The Juno Mission


The gas giant planet Jupiter. Credit: NASA


Nov 04, 2011

A new spacecraft will orbit Jupiter for over a year.

On August 5, 2011 NASA launched the Juno Mission to Jupiter. After traveling out past the orbit of Mars, the spacecraft will return for a gravity assist from Earth on October 9, 2013, and then head out to deep space. Rendezvous with Jupiter should take place in July of 2016. Upon arrival, Juno will enter a north-south polar orbit.

This new mission is designed to explore Jupiter’s atmosphere: composition, temperature, cloud motions and other properties. It will also graph the giant planet’s magnetic and gravity fields, its magnetosphere, and the aurorae.

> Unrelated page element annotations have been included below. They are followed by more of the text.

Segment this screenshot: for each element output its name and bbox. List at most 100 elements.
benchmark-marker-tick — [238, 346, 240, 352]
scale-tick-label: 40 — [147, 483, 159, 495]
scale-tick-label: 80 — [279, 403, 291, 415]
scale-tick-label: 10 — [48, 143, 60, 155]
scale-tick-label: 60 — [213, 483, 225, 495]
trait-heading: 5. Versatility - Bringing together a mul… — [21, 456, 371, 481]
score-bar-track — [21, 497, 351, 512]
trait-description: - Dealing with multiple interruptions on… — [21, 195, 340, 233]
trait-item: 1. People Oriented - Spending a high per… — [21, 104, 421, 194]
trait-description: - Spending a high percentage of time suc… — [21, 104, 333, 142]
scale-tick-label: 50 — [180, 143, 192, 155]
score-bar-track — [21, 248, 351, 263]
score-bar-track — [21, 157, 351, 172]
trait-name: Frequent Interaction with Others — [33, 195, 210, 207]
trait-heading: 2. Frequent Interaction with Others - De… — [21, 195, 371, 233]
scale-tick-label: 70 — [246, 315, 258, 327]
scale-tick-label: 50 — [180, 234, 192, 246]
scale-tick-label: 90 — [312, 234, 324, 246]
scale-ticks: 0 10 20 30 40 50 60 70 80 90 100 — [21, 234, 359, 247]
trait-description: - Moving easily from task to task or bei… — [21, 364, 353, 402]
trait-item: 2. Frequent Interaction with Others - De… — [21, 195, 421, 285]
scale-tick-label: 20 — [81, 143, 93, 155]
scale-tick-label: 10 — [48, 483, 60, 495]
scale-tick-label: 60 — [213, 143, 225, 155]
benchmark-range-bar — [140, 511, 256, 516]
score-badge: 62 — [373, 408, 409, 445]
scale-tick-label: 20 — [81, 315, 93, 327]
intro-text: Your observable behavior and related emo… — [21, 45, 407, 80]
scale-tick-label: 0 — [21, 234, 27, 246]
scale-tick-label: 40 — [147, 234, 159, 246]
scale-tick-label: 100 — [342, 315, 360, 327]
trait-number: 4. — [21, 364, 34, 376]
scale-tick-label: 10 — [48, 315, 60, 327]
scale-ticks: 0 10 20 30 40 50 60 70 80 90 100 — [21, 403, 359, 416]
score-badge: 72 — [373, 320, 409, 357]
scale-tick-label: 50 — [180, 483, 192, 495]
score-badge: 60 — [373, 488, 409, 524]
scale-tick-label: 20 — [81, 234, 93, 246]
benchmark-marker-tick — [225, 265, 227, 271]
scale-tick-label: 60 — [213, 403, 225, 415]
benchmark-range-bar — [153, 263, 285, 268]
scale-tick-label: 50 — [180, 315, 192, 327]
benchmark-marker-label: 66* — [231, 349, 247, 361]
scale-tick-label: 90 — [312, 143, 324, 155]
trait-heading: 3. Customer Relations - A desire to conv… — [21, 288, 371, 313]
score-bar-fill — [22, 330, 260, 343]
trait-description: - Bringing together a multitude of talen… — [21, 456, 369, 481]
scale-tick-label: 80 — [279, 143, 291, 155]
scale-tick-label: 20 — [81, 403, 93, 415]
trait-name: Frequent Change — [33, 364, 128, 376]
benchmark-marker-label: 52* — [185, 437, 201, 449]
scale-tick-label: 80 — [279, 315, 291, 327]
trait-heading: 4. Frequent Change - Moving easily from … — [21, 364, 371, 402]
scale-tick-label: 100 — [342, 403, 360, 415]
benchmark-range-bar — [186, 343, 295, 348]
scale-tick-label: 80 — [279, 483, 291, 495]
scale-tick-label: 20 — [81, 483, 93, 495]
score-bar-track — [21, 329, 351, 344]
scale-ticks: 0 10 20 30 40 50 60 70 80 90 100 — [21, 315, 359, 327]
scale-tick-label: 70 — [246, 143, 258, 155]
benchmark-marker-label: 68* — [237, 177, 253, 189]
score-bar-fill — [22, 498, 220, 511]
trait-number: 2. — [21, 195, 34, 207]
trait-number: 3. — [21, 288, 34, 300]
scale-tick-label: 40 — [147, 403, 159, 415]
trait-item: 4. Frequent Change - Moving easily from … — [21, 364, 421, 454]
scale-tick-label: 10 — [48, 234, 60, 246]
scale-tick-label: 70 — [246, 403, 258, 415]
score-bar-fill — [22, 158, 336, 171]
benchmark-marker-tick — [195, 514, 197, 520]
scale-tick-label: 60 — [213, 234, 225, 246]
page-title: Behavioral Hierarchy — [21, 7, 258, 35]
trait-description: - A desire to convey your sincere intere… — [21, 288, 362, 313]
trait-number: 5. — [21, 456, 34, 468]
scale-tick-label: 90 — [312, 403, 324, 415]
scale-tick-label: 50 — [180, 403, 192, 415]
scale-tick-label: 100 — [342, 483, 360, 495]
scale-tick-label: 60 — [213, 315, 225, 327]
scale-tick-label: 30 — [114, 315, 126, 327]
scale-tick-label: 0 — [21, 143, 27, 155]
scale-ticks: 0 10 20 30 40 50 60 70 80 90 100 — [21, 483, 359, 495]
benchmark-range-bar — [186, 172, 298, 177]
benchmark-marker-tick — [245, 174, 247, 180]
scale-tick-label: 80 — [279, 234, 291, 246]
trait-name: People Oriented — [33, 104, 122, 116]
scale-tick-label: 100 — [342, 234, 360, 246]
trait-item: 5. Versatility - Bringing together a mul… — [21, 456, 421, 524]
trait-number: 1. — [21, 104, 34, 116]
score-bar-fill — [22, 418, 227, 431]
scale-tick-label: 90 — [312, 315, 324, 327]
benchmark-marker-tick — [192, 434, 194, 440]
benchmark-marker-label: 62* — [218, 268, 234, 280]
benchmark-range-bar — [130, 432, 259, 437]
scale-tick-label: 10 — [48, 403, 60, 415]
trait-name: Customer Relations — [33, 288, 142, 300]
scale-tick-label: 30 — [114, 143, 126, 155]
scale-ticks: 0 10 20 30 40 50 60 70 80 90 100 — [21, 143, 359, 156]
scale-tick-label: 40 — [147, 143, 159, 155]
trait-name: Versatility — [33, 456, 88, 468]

Juno will take about 11 days to complete one orbit, while Jupiter spins once in 10 hours. Juno will de-orbit into Jupiter’s cloud tops in 2017, after completing 33 passes around the planet.

A 2008 press release from the Jet Propulsion Laboratory announced that Jupiter’s rings are electrically charged. Astronomers proposed that Jupiter’s moon Io is “kneaded” by Jupiter’s gravity, causing the charged particles to be ejected by “volcanic” plumes. The ions flow in an electric circuit to and from Jupiter.

More than six years ago, the Picture of the Day addressed Io’s “volcanic” plumes. It was shown that they are plasma discharges from the moon to the gas giant. Some planetary scientists have begun to acknowledge an electrical connection after Io’s “footprint” was seen in Jupiter’s polar aurora.

All four of Jupiter’s largest moons were discovered to leave their marks in the aurora in the shape of “tails” flowing within the plasma column. Later, when NASA launched New Horizons on a mission to study Pluto and Charon, the “plumes” of Tvashtar, a gigantic volcano on Io, were found to be filamentary in structure, with indications that they are actually corona arc discharges from the electric “hot spots” linking the moon with Jupiter.

Jupiter’s rings are formed out of a thin sheet of material encircling the planet. The ring structure is quite diffuse, making observations difficult unless they are in correct alignment with the Sun. The outer radius begins at 129,000 kilometers, almost the same distance as the moon Adrastea. The four small moons, Metis, Adrastea, Amalthea and Thebe, are said to influence the structure of Jupiter’s rings in the same way that the “shepherd moons” of Saturn govern the shape of its huge ring formation.

Conventional theories assume that the Universe is electrically neutral, so when observational evidence confirms electrically active plasma, localized phenomena no matter how improbable are invoked. Tidal forces and volcanoes are presented as the cause for the activity seen on Io and the evidence for electric circuits is ignored. In the case of Jupiter’s rings, the same thing is happening. The ring charge is said to be caused by sunlight and shadow rather than by an electrically active circuit between Jupiter and the Sun.

An electrical interaction between Jupiter and its moons means that they are charged bodies and are not electrically neutral. Jupiter exists in a dynamic electrical relationship to the Sun and it is now known that charged particles from the Sun and not “electric dynamos” power the planetary aurorae. Just like the aurorae, the ring system on Jupiter is probably behaving in similar fashion to what is seen on Saturn, so a similar explanation is most likely correct.